Although it is commonly thought of as a disease amongst the elderly, it is important to recognize the impacts of stroke in pediatric settings. Given the occurrence at a younger age, with potential long-term effects on disability, some argue stroke may be more detrimental in the pediatric population. In both populations, acute stroke management is time dependent, as earlier treatment raises the likelihood of preserving penumbra, restoring cerebral blood flow, and potentially reversing symptoms, thereby limiting disability.

Tailoring hyperacute management strategies in young patients with stroke remains a topic of conversation for neurologists. At the 2023 American Neurological Association (ANA) Annual Meeting, held September 9-12, in Philadelphia, Pennsylvania, Kristin Guilliams, MD, MSCI, gave a presentation on this subject, highlighting the various ways pediatric patients are treated. In her presentation, she noted that different institutions have different benefit analyses for thrombolysis, as some will only give the therapy in patients with confirmed ischemic stroke on MRI while others will only require high suspicion of ischemic stroke and no known risk factors.

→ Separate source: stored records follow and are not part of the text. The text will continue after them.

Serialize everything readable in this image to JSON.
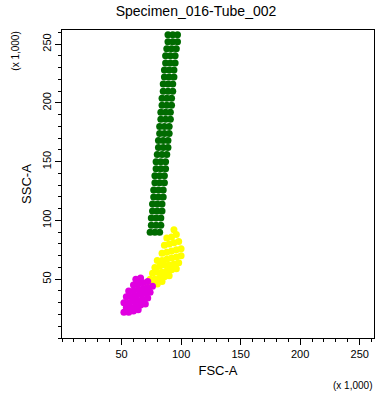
{
  "chart_data": {
    "type": "scatter",
    "title": "Specimen_016-Tube_002",
    "x_label": "FSC-A",
    "y_label": "SSC-A",
    "x_multiplier_label": "(x 1,000)",
    "y_multiplier_label": "(x 1,000)",
    "xlim": [
      0,
      262
    ],
    "ylim": [
      0,
      262
    ],
    "xticks": [
      50,
      100,
      150,
      200,
      250
    ],
    "yticks": [
      50,
      100,
      150,
      200,
      250
    ],
    "grid": false,
    "marker": "circle",
    "series": [
      {
        "color": "#006b00",
        "x": [
          74,
          78,
          82,
          75,
          79,
          83,
          75,
          79,
          83,
          76,
          80,
          84,
          76,
          80,
          84,
          77,
          81,
          85,
          77,
          81,
          85,
          78,
          82,
          86,
          78,
          82,
          86,
          79,
          83,
          87,
          79,
          83,
          87,
          80,
          84,
          88,
          81,
          85,
          89,
          81,
          85,
          89,
          82,
          86,
          90,
          82,
          86,
          90,
          83,
          87,
          91,
          83,
          87,
          91,
          84,
          88,
          92,
          84,
          88,
          92,
          85,
          89,
          93,
          85,
          89,
          93,
          86,
          90,
          94,
          86,
          90,
          94,
          87,
          91,
          95,
          87,
          91,
          95,
          88,
          92,
          96,
          89,
          93,
          97,
          89,
          93,
          97
        ],
        "y": [
          90,
          90,
          90,
          96,
          96,
          96,
          102,
          102,
          102,
          108,
          108,
          108,
          114,
          114,
          114,
          120,
          120,
          120,
          126,
          126,
          126,
          132,
          132,
          132,
          138,
          138,
          138,
          144,
          144,
          144,
          150,
          150,
          150,
          156,
          156,
          156,
          162,
          162,
          162,
          168,
          168,
          168,
          174,
          174,
          174,
          180,
          180,
          180,
          186,
          186,
          186,
          192,
          192,
          192,
          198,
          198,
          198,
          204,
          204,
          204,
          210,
          210,
          210,
          216,
          216,
          216,
          222,
          222,
          222,
          228,
          228,
          228,
          234,
          234,
          234,
          240,
          240,
          240,
          246,
          246,
          246,
          252,
          252,
          252,
          258,
          258,
          258
        ]
      },
      {
        "color": "#ffff00",
        "x": [
          72,
          76,
          80,
          84,
          74,
          78,
          82,
          86,
          90,
          76,
          80,
          84,
          88,
          92,
          96,
          78,
          82,
          86,
          90,
          94,
          98,
          80,
          84,
          88,
          92,
          96,
          100,
          84,
          88,
          92,
          96,
          100,
          86,
          90,
          94,
          98,
          92,
          96,
          88,
          94
        ],
        "y": [
          45,
          45,
          46,
          48,
          50,
          50,
          51,
          52,
          53,
          55,
          56,
          56,
          57,
          58,
          59,
          60,
          61,
          62,
          62,
          63,
          64,
          66,
          66,
          67,
          68,
          69,
          70,
          72,
          73,
          74,
          75,
          76,
          79,
          80,
          81,
          82,
          86,
          88,
          85,
          92
        ]
      },
      {
        "color": "#e000e0",
        "x": [
          52,
          56,
          60,
          64,
          54,
          58,
          62,
          66,
          70,
          52,
          56,
          60,
          64,
          68,
          72,
          54,
          58,
          62,
          66,
          70,
          74,
          56,
          60,
          64,
          68,
          72,
          76,
          60,
          64,
          68,
          72,
          62,
          66
        ],
        "y": [
          22,
          22,
          23,
          24,
          26,
          26,
          27,
          28,
          29,
          30,
          30,
          31,
          32,
          33,
          34,
          35,
          35,
          36,
          37,
          38,
          39,
          40,
          40,
          41,
          42,
          43,
          44,
          45,
          46,
          47,
          48,
          50,
          51
        ]
      }
    ]
  }
}
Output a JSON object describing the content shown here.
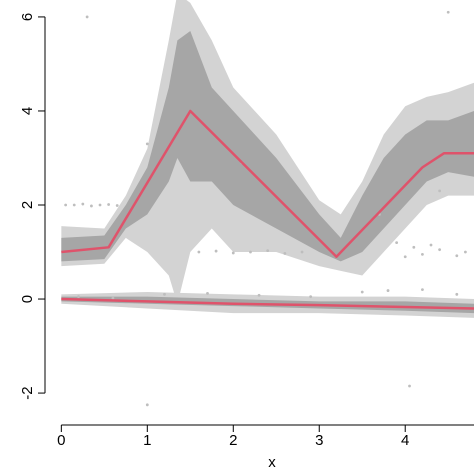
{
  "chart_data": {
    "type": "band",
    "xlabel": "x",
    "xlim": [
      -0.19,
      4.8
    ],
    "ylim": [
      -2.36,
      6.36
    ],
    "xticks": [
      0,
      1,
      2,
      3,
      4
    ],
    "yticks": [
      -2,
      0,
      2,
      4,
      6
    ],
    "bands": [
      {
        "color": "#d3d3d3",
        "x": [
          0,
          0.5,
          0.75,
          1.0,
          1.25,
          1.35,
          1.5,
          1.75,
          2.0,
          2.5,
          3.0,
          3.25,
          3.5,
          3.75,
          4.0,
          4.25,
          4.5,
          4.8
        ],
        "lower": [
          0.7,
          0.75,
          1.3,
          1.0,
          0.5,
          -0.1,
          1.0,
          1.5,
          1.0,
          1.0,
          0.7,
          0.6,
          0.5,
          1.0,
          1.5,
          2.0,
          2.2,
          2.2
        ],
        "upper": [
          1.55,
          1.5,
          2.2,
          3.2,
          5.5,
          6.5,
          6.3,
          5.5,
          4.5,
          3.5,
          2.1,
          1.8,
          2.5,
          3.5,
          4.1,
          4.3,
          4.4,
          4.6
        ]
      },
      {
        "color": "#a6a6a6",
        "x": [
          0,
          0.5,
          0.75,
          1.0,
          1.25,
          1.35,
          1.5,
          1.75,
          2.0,
          2.5,
          3.0,
          3.25,
          3.5,
          3.75,
          4.0,
          4.25,
          4.5,
          4.8
        ],
        "lower": [
          0.8,
          0.85,
          1.5,
          1.8,
          2.5,
          3.0,
          2.5,
          2.5,
          2.0,
          1.5,
          1.0,
          0.8,
          1.0,
          1.5,
          2.0,
          2.5,
          2.7,
          2.6
        ],
        "upper": [
          1.3,
          1.35,
          2.0,
          2.8,
          4.5,
          5.5,
          5.7,
          4.5,
          4.0,
          3.0,
          1.8,
          1.3,
          2.2,
          3.0,
          3.5,
          3.8,
          3.8,
          4.0
        ]
      },
      {
        "color": "#d3d3d3",
        "x": [
          0,
          1,
          2,
          3,
          4,
          4.8
        ],
        "lower": [
          -0.1,
          -0.2,
          -0.3,
          -0.3,
          -0.35,
          -0.4
        ],
        "upper": [
          0.1,
          0.15,
          0.1,
          0.05,
          0.05,
          0.0
        ]
      },
      {
        "color": "#a6a6a6",
        "x": [
          0,
          1,
          2,
          3,
          4,
          4.8
        ],
        "lower": [
          -0.05,
          -0.1,
          -0.15,
          -0.2,
          -0.25,
          -0.3
        ],
        "upper": [
          0.05,
          0.05,
          0.0,
          -0.05,
          -0.05,
          -0.1
        ]
      }
    ],
    "points": {
      "color": "#bebebe",
      "x": [
        0.3,
        4.5,
        4.05,
        1.0,
        0.05,
        0.15,
        0.25,
        0.35,
        0.45,
        0.55,
        0.65,
        1.6,
        1.8,
        2.0,
        2.2,
        2.4,
        2.6,
        2.8,
        3.9,
        4.0,
        4.1,
        4.2,
        4.3,
        4.4,
        4.6,
        4.7,
        0.2,
        0.6,
        1.2,
        1.7,
        2.3,
        2.9,
        3.5,
        3.8,
        4.2,
        4.6,
        1.0,
        2.1,
        3.7,
        4.4
      ],
      "y": [
        6.0,
        6.1,
        -1.85,
        -2.25,
        2.0,
        2.0,
        2.02,
        1.98,
        2.0,
        2.01,
        1.99,
        1.0,
        1.02,
        0.98,
        1.0,
        1.03,
        0.97,
        1.0,
        1.2,
        0.9,
        1.1,
        0.95,
        1.15,
        1.05,
        0.92,
        1.0,
        0.05,
        0.02,
        0.1,
        0.12,
        0.08,
        0.05,
        0.15,
        0.18,
        0.2,
        0.1,
        3.3,
        2.9,
        1.8,
        2.3
      ]
    },
    "lines": [
      {
        "color": "#df536b",
        "x": [
          0,
          0.55,
          1.5,
          3.2,
          4.2,
          4.45,
          4.8
        ],
        "values": [
          1.0,
          1.1,
          4.0,
          0.9,
          2.8,
          3.1,
          3.1
        ]
      },
      {
        "color": "#df536b",
        "x": [
          0,
          1,
          2,
          3,
          4,
          4.8
        ],
        "values": [
          0.0,
          -0.05,
          -0.1,
          -0.13,
          -0.17,
          -0.2
        ]
      }
    ]
  }
}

In her presentation, Guilliams noted reasons for the controversy of thrombolysis in pediatrics, including the fact that some stroke care safety and benefit relies on the practice of systems that provide treatment relatively frequently. Guilliams, an associate professor at Washington University School of Medicine, sat down with NeurologyLive® at the meeting to discuss the current state of care for pediatric stroke, and where improvements can be made. In addition, she gave her thoughts on the challenges with determining the most likely etiology for a patient, and how the stroke may have formed.